Due to this, I doubt it is the registered plugin that caused DeepStream to fail?

TensorRT engine converted with FP16 mode using

trtexec --onnx=yolov5s_b1_mod.onnx --workspace=1024 --fp16 --saveEngine=yolov5s_b1.engine

The environment and sample app are the same as before. Note: I marked this thread as unresolved for now.

Thanks

1 where did you add that initLibNvInferPlugins?
2 here are some samples about using yolov5 in deepstream,
can you find any difference? GitHub - beyondli/Yolo_on_Jetson, Custom Yolov5 on Deepstream 6.0

  1. initLibNvInferPlugins(nullptr, ""); is the first command before everything. I tried with and without the command. it didn’t work either.
  2. checked. In my case, my sample app is in C code based on deepstream_test1_app.c. The repo you provided didn’t implement the app this way. For the custom plugins, I didn’t use it.

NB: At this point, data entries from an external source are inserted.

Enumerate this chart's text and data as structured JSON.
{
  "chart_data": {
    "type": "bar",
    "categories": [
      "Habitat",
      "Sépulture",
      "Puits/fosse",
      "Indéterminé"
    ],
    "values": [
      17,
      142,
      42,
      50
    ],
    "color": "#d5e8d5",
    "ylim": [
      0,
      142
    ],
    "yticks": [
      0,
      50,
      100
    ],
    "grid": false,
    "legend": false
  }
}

I enabled
network-type=100
output-tensor-meta=1

in the config want to parse the result manually based on the sample app, deepstream-infer-tensor-meta-test.

please refer to this link, it is similar to your issue, Unexpected exception an illegal memory access was encountered - #3 by mchi

Yes. That was the root cause of the issue. I tried to convert with inplace=False, illegal memory access error no longer appears.